Background Thymic stromal lymphopoietin (TSLP) is an epithelial cell-derived cytokine that strongly activates dendritic cells and can initiate allergic inflammation. Since exposure to rhinovirus or double-stranded (ds) RNA (a surrogate of viral infection) induces TSLP expression in bronchial epithelial cells (BECs), this cytokine may link innate antiviral responses and the type 2 adaptive immune response. Objective As BECs from donors with asthma have a deficient interferon (IFN) response to rhinovirus infection, a study was undertaken to test the hypothesis that their antiviral response shows a bias towards TSLP production. Methods Primary BECs were grown from subjects with asthma and healthy volunteers.

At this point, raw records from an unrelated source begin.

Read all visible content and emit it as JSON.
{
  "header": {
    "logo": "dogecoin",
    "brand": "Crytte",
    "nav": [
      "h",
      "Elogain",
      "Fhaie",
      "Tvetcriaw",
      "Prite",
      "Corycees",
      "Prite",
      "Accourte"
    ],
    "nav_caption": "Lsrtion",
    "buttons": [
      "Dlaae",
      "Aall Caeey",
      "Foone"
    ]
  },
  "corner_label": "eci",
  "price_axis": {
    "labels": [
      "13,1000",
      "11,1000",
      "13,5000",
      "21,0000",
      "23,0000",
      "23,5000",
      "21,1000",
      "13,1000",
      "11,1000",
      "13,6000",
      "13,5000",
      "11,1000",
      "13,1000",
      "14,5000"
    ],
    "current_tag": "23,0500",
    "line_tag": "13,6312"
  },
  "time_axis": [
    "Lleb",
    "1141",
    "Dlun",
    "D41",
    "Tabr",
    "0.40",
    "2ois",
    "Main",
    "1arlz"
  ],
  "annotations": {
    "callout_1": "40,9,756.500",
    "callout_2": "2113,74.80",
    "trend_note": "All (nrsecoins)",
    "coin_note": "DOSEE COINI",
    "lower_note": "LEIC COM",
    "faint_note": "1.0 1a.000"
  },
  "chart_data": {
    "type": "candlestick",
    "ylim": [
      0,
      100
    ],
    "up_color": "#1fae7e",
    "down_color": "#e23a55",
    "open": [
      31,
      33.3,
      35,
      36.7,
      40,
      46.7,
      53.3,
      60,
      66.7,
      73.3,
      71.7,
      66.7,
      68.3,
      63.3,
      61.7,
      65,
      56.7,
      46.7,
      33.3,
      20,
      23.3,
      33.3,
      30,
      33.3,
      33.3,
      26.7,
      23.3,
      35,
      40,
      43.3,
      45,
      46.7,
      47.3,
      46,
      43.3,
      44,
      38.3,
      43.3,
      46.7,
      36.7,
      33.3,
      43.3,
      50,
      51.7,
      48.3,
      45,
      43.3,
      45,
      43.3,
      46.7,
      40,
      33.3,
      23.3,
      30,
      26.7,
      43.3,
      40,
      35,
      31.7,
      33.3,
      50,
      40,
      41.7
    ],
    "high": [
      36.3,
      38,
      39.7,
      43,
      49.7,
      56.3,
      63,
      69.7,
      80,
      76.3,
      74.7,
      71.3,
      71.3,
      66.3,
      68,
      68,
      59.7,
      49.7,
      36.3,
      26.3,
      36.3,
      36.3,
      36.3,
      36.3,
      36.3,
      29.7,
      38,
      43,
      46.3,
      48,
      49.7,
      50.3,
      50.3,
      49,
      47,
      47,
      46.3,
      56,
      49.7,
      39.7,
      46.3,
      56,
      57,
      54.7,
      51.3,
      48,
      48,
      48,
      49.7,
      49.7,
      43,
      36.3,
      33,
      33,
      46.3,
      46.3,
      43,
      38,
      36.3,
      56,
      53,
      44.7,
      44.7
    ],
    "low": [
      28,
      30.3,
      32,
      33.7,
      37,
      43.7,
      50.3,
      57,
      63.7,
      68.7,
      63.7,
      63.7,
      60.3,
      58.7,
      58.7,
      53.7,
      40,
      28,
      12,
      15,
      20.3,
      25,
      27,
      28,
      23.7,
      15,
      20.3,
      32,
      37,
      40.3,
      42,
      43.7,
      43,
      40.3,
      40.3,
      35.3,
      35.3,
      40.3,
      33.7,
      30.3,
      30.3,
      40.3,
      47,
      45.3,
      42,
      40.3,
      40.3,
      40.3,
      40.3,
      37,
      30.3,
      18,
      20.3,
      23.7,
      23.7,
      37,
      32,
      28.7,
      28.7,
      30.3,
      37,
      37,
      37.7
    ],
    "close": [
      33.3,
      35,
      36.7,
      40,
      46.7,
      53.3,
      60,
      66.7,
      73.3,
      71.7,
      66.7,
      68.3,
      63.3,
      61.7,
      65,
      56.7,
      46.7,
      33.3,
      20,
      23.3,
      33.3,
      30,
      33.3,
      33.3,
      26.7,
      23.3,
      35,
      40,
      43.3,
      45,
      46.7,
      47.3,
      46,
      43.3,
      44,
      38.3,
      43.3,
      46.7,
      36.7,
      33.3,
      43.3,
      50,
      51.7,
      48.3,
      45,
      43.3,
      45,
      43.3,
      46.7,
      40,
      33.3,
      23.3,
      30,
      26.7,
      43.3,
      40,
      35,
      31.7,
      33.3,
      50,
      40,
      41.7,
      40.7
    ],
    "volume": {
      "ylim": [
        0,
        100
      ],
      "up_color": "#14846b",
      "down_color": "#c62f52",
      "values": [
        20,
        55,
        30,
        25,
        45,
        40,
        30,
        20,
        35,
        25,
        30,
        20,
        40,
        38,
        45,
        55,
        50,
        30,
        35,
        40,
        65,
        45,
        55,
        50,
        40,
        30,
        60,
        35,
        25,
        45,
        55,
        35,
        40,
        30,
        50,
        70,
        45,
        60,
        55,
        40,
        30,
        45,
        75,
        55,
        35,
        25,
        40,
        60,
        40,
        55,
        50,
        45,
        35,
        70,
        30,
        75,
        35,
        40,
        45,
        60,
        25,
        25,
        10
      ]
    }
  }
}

After exposure to dsRNA, interleukin (IL)-8, IFNβ and TSLP mRNA and protein expression were measured by RT-qPCR and ELISA, respectively. Results dsRNA dose-dependently increased IL-8 expression in BECs with no significant difference between the groups. However, BECs from subjects with asthma expressed less IFNβ and more TSLP mRNA and protein in response to dsRNA than BECs from those without asthma (median (IQR) 57 (38-82) pg/ml vs 106 (57-214) pg/ml for IFNβ (p<0.05) and 114 (86-143) pg/ml vs 65 (32-119) pg/ml for TSLP (p<0.05) in response to 10 μg/ml dsRNA for 24 h). Induction of TSLP mRNA by dsRNA was blocked by Toll-like receptor 3 or protein kinase inhibitors or by preventing de novo protein synthesis, but not by neutralisation of type I IFN receptors. Conclusion BECs from subjects with asthma are biased towards higher TSLP and lower IFNβ production in response to dsRNA, suggesting that viral infection in asthma may lead to an altered mediator profile that biases towards a Th2 immune response.